Cos’è il debito pubblico? Semplificando, è lo squilibrio tra le entrate e le spese delle diverse amministrazioni pubbliche che, anno dopo anno, si consolida in uno stock che tende a diventare sempre più grande. Se le entrate non riescono a coprire tutte le spese, per la quota residua si ricorre all’indebitamento. Lo stato, la regione e l’ente locale chiedono in prestito al mercato (cioè a famiglie, imprese, banche, fondi pensione …) ciò che manca per fronteggiare il fabbisogno , dato dalla quota di pagamenti (inclusi i titoli in scadenza da rimborsare) in eccesso rispetto agli incassi. Solo lo Stato, che fa la parte del leone, deve piazzare ogni anno ben 500 miliardi di titoli.
Si produce debito pubblico per varie ragioni: perché i fini sopravvanzano sempre i mezzi (strabismo del decisore); perché indebitarsi per realizzare investimenti è, entro certi limiti, auspicabile, poiché questi produrranno maggiori redditi negli anni futuri; perché alcune voci di spesa tendono ad aumentare automaticamente per ragioni strutturali (pensioni, sanità). A queste si aggiungono sprechi ed evasione fiscale, in Italia particolarmente elevati.
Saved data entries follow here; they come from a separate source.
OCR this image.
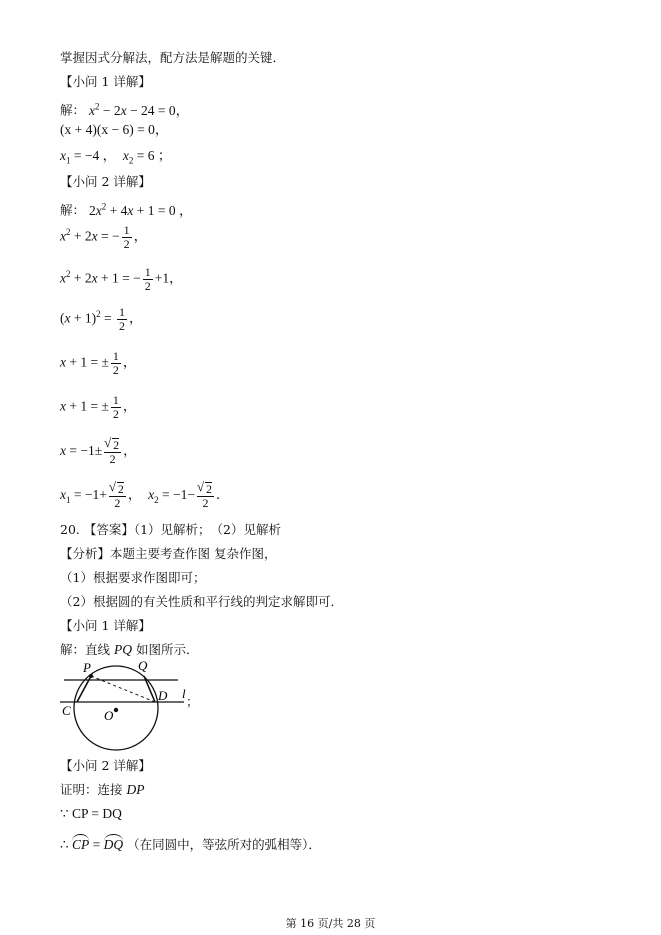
掌握因式分解法，配方法是解题的关键．
【小问 1 详解】
解： $x^2 - 2x - 24 = 0$，
(x + 4)(x − 6) = 0，
$x_1 = -4$ ，　$x_2 = 6$ ；
【小问 2 详解】
解： $2x^2 + 4x + 1 = 0$ ，
$x^2 + 2x$ = − $\frac{1}{2}$ ，
$x^2 + 2x + 1$ = − $\frac{1}{2} +1$，
$(x + 1)^2 = \frac{1}{2}$ ，
x + 1 = ± $\frac{1}{2}$ ，
x + 1 = ± $\frac{1}{2}$ ，
x = −1± √ $\frac{2}{2}$ ，
$x_1 = -1+$ √ $\frac{2}{2}$ ，　$x_2 = -1-$ √ $\frac{2}{2}$ ．
20. 【答案】（1）见解析；　（2）见解析
【分析】本题主要考查作图 复杂作图，
（1）根据要求作图即可；
（2）根据圆的有关性质和平行线的判定求解即可．
【小问 1 详解】
解：直线 PQ 如图所示．
P	Q
D
C	O
l
；
【小问 2 详解】
证明：连接 DP
∵ CP = DQ
∴ CP = DQ （在同圆中，等弦所对的弧相等）．
第 16 页/共 28 页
Si può evitare il rimborso del debito pubblico ? Nel novecento è successo, come conseguenza delle guerre mondiali. E’ per questo che i tedeschi sono così attenti alla stabilità finanziaria, avendo visto per ben due volte, nel corso del ‘900, azzerare completamente il valore della propria moneta. In tempo di pace quasi nessuno sostiene la possibilità di evitare il rimborso del debito. Per 100 anni nessuno presterebbe più nulla allo Stato insolvente e la vita non sarebbe facile.
Il mercato acquista i titoli di debito emessi dalle amministrazioni pubbliche, anche a lunga scadenza, con relativa facilità perché, oltre al premio, è sicuro che queste, immuni dal fallimento, restituiranno il dovuto. La crisi greca ha incrinato questa certezza. Dopo il fallimento di grandi banche davanti al risparmiatore si è affacciato anche lo spettro del fallimento degli stati sovrani. E’ solo per esorcizzarlo che i ministri di tutta Europa sono accorsi al capezzale della Grecia.
Cosa significa avere un debito pubblico molto più elevato rispetto a quello degli altri paesi? Che ogni anno una maggiore quota della spesa corrente deve essere destinata al pagamento delle spese per interessi, anziché ad interventi pubblici a sostegno dell’economia. Si tratta di cifre considerevoli: nel 2009 in Italia la spesa per interessi è stata pari a 4,7 punti di PIL, 71,2 miliardi di euro. Se il nostro debito fosse la metà di quello esistente (come dovrebbe), avremmo ogni anno una somma dell’ordine di 35 miliardi di euro (ben 10 in più della manovra appena varata) a disposizione per azioni di finanza pubblica.
Serve quindi a poco martirizzare i dipendenti pubblici per risparmiare 7 o 8 miliardi di euro. Bisogna ridurre sprechi ed inefficienze, contrastare l’evasione fiscale, ma soprattutto mettere carburante (e non ne serve neppure moltissimo) nella conoscenza (istruzione e ricerca), l’unico settore che potrà darci quel punto in più di crescita senza il quale la montagna del debito non può essere scalata. La patrimoniale può essere quel carburante.